The second category is long term storage and storage for transfer. This is provided by an AWS S3 bucket (object store). It is meant to eventually be the sole location for all GenePattern files but that won't happen until the GP Web app is rewritten to not expect a local drive. In the meantime this is still used to transfer data between the GenePattern head node and the compute nodes that execute the actual jobs. This is done by 'sync'ing directories from the GP server into S3, then when the compute node runs the job it sync's from S3 to its local file system, runs the job and sync's back any output files. The GP server then sync's the job outputs back to its local file system.

The final category is the File system storage on the compute nodes. This is again provided as EBS discs but unlike the GP server, the nodes and thus their disks are ephemeral and only need to hold the data for the job they are executing at any given moment. After a job completes the nodes typically shut down and release the EBS disk.

Expanding AWS Storage

Zone 1, the GenePattern Head node

This is the most common and likely need for rescaling since the head node needs a copy of all files (even though they are likely also in the cheaper S3 storage). This can be done without stopping the server or interrupting it in any way. For detailed instructions see the AWS Doc for resizing an EBS Volume. The basic steps are as so;

  1. Modify the volume size from the console. AWS doc
  2. Extend the Linux file system to use the new size. AWS doc. This requires logging into the server.
  3. Check that it worked ;)

Zone 2, Transfer vis S3

It is never necessary to expand S3 storage. Given the S3 infrastructure there is no limit to the number of objects (files) in a bucket though the largest size of a single file is 5 TB.

Zone 3, Compute node file systems

Compute nodes are auto-launched by AWS batch using an AMI image that we designate. To increase the amount of disk space to the compute nodes it is necessary to create a new image using a larger EBS volume. For full details see the AWS documentation for launching a custom image.

The quick steps are to;

  1. Specify the launch of an instance of the current AMI (ami-7155d20b)
    • Specify a larger size on the storage page for /dev/xvdcz (82GB as of this writing).
  2. Create a new image from the instance via the console.
  3. Update the Autoscaling groups launch configuration to use the new instance ID

After this all new compute nodes will use the new image, which has the new larger disk.

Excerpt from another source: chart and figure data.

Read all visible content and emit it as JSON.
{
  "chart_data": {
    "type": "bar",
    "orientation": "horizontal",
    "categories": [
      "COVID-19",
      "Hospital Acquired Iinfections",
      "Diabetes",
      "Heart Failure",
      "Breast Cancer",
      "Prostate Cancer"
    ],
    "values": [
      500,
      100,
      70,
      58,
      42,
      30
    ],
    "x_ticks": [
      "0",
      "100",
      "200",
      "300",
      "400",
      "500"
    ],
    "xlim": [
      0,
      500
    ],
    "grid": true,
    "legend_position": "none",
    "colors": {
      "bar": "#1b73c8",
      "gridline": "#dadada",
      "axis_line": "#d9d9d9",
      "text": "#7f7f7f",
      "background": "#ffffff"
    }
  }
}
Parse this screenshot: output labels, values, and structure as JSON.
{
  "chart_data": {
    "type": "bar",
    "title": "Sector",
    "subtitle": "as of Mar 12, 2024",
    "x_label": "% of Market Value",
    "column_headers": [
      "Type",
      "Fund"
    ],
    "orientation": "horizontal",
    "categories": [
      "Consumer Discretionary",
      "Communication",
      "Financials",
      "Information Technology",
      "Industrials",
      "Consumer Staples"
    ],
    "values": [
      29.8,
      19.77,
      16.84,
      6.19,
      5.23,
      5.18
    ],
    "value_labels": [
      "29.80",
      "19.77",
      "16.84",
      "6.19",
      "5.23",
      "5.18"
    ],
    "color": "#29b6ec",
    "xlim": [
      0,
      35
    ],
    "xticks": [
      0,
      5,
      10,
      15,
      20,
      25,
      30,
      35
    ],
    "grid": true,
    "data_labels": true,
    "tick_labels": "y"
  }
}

Determining the required storage capacity

Since S3 does not have any limits, this applies only to the EBS drives of the head node and compute nodes. As of this writing (4/27/2018) here is what GP Prod looks like

  • bash:vgpprod01:/xchip/gpprod/servers/genepattern 118 $ du -sh *
  • 2.5K attachments
  • 349K bin
  • 20G gp
  • 1.2G installer
  • 640G jobResults
  • 326G taskLib
  • 46G temp
  • 2.5K tmp
  • 34K usage_report.txt
  • 3.4T users

So it's a total of ~4.1TB which will cost $430/month on EBS ($86 on S3). Simply put we cannot afford $430/month (and growing) as a regular charge. We can see however that 80% of it is actually in the "users" directories so this probably corresponds to uploaded files. There is probably some room to be saved as well in the taskLib (drop old versions of modules on the AWS version) and jobResults (640 GB = $67/month). Over 30 people have 20+ GB in their user directories, a few with over 100 GB, so we could crack down on people using this for long term storage.

At the moment (4/2018), the gp-beta-ami only has 200GB of storage.